Most people have at least one calendar. Nowadays, most people’s calendars are on their phone. I’ve even heard of families having different calendars for each member of the family, or various lines on the same page dedicated to each member. One friend of mine uses a large maker board to keep track of to-do’s. But I’ve never heard of anyone doing what I do.
My calendar confession is possessing a rough draft calendar.
Our family calendars are more nostalgic in nature, stored as a keepsake after every year’s culmination. My husband and I have been doing this since our first year of marriage. In fact, when I give a bridal shower gift later this month, this will be one idea I give the bride-to-be. In a digital era, it acts as more of a diary, if you will, logging our activities and adventures, tragedies and turmoils. Her I.T. fiance might just moan over the suggestion.
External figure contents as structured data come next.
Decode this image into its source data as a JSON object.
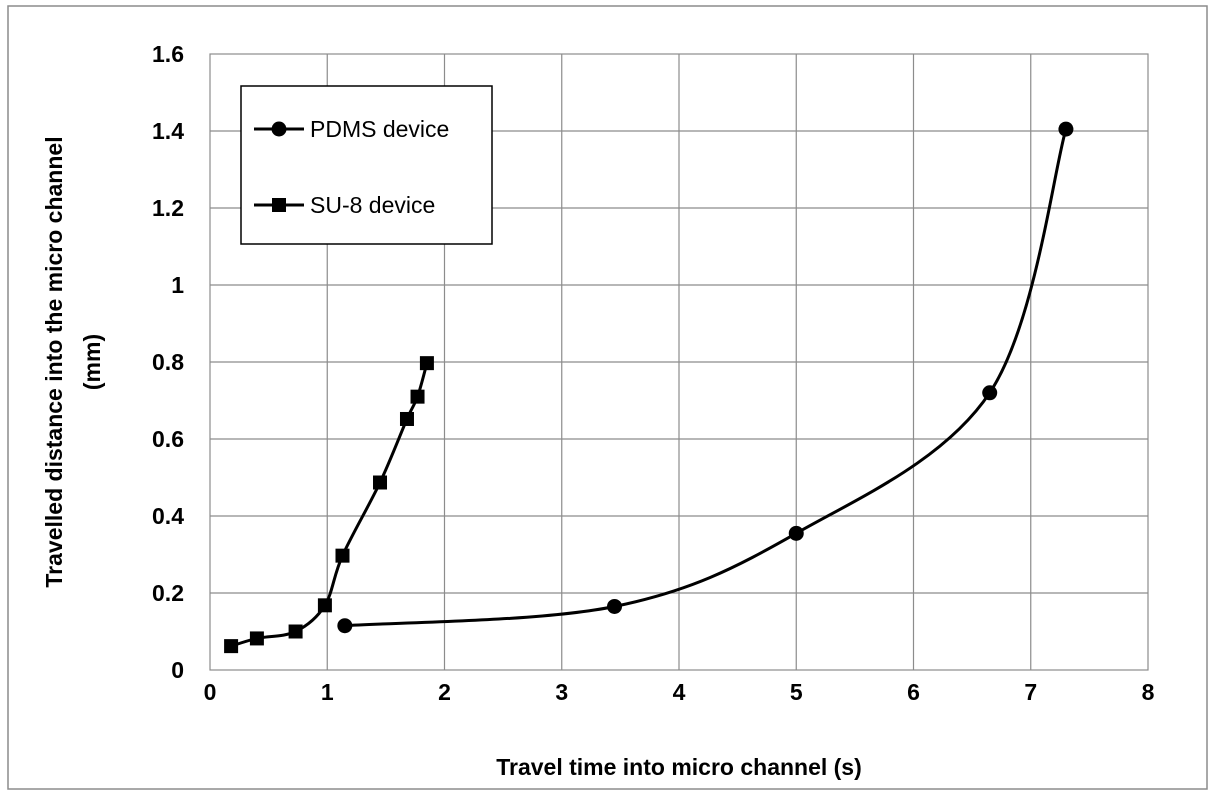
{
  "chart_data": {
    "type": "line",
    "xlabel": "Travel time into micro channel (s)",
    "ylabel_line1": "Travelled distance into the  micro channel",
    "ylabel_line2": "(mm)",
    "xlim": [
      0,
      8
    ],
    "ylim": [
      0,
      1.6
    ],
    "xticks": [
      0,
      1,
      2,
      3,
      4,
      5,
      6,
      7,
      8
    ],
    "xtick_labels": [
      "0",
      "1",
      "2",
      "3",
      "4",
      "5",
      "6",
      "7",
      "8"
    ],
    "yticks": [
      0,
      0.2,
      0.4,
      0.6,
      0.8,
      1,
      1.2,
      1.4,
      1.6
    ],
    "ytick_labels": [
      "0",
      "0.2",
      "0.4",
      "0.6",
      "0.8",
      "1",
      "1.2",
      "1.4",
      "1.6"
    ],
    "grid": true,
    "legend_position": "top-left",
    "series": [
      {
        "name": "PDMS device",
        "marker": "circle",
        "smooth": true,
        "color": "#000000",
        "x": [
          1.15,
          3.45,
          5.0,
          6.65,
          7.3
        ],
        "y": [
          0.115,
          0.165,
          0.355,
          0.72,
          1.405
        ]
      },
      {
        "name": "SU-8 device",
        "marker": "square",
        "smooth": true,
        "color": "#000000",
        "x": [
          0.18,
          0.4,
          0.73,
          0.98,
          1.13,
          1.45,
          1.68,
          1.77,
          1.85
        ],
        "y": [
          0.062,
          0.082,
          0.1,
          0.168,
          0.297,
          0.487,
          0.652,
          0.71,
          0.797
        ]
      }
    ]
  }
}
Problem solved: Digitize it by scanning the files ….Then compile pdf’s into a printed album. 😉
Each New Year’s Eve we sit as a family and flip through the past 12 months, recalling memories.
– “Aw, man! That was awful!!”
– “That was this year?? It feels like so long ago!”
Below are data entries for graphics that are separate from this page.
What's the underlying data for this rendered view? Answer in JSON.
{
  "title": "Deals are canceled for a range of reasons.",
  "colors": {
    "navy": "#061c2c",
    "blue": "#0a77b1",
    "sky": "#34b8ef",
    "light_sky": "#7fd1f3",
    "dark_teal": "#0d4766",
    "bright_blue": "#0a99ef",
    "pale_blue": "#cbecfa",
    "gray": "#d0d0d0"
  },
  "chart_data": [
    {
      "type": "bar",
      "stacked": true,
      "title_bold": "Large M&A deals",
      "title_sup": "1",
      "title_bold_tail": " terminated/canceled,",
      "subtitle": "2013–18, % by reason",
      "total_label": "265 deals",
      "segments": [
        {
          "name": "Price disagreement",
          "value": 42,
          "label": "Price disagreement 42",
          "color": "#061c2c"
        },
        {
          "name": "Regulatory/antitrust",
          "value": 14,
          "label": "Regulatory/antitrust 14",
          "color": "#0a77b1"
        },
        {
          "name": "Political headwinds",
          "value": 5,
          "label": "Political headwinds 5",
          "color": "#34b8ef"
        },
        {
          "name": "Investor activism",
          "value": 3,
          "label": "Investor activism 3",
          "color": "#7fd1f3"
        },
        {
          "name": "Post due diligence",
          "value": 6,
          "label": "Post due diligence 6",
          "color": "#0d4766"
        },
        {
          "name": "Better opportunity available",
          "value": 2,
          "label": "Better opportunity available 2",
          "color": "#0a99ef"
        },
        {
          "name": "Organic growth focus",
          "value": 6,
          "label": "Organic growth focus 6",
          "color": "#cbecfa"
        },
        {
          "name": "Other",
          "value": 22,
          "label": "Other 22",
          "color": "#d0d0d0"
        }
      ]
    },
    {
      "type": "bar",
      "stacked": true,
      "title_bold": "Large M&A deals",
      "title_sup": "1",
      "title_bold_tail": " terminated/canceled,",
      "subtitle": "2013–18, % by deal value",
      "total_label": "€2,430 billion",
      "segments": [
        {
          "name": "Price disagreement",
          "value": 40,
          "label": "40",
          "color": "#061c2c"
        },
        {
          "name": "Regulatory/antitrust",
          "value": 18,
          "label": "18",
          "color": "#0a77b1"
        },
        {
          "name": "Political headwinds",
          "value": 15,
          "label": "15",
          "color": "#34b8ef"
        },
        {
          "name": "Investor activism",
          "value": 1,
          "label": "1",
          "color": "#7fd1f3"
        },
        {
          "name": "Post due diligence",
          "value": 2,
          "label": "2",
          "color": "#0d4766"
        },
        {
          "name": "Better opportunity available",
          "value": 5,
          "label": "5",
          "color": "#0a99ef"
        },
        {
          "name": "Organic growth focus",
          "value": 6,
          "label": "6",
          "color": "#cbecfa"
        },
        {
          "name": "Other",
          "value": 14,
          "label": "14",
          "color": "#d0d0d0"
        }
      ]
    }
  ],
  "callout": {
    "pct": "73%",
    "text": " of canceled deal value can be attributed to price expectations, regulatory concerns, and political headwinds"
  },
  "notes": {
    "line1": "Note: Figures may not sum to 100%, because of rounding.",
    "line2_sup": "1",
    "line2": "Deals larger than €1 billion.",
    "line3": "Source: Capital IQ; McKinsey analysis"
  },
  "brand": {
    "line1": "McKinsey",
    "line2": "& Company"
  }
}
– “Ugghhh– remember when …? Let’s not talk about it.”
– “I want to do that again! Can we see when they’re doing it this year?!?”
These are common quotes when reliving incidents of trite or tremendous scale. Sometimes even the smallest of occurrences have had the strongest of impacts.
Which is why I want the final draft (i.e. what we see on December 31st and for years to come) to be accurate and clear. I want it to be easy in the eyes, not scratched out and marked up, making it hard to read. I’ve even been known to use white out on mini errors.
The rough draft is for all the wants, all the ideas, all the possibilities. All planned sporting, work, and personal stuff also go on the rough draft papers; all invites, trips, events, and meetings. But nothing goes on the final until it has really truly happened.
Ironically, I’m not too picky over what type of calendar we get. Welllll… I don’t like to copy what was recently chosen as a theme. Then again, none of us in our family do. We’ve also learned though dollar store calendars don’t bother us, one month’s writing often pushes through to the next like a carbon copy. Their quality isn’t high enough on the rafting scale. What we’ve come to do is purchase one in early- to mid-January when prices go on sale. Usually we don’t contend with a shortage of options. They’re just as bright, big, and beautiful as if we’d hunted in December.
And that, is my calendar confession.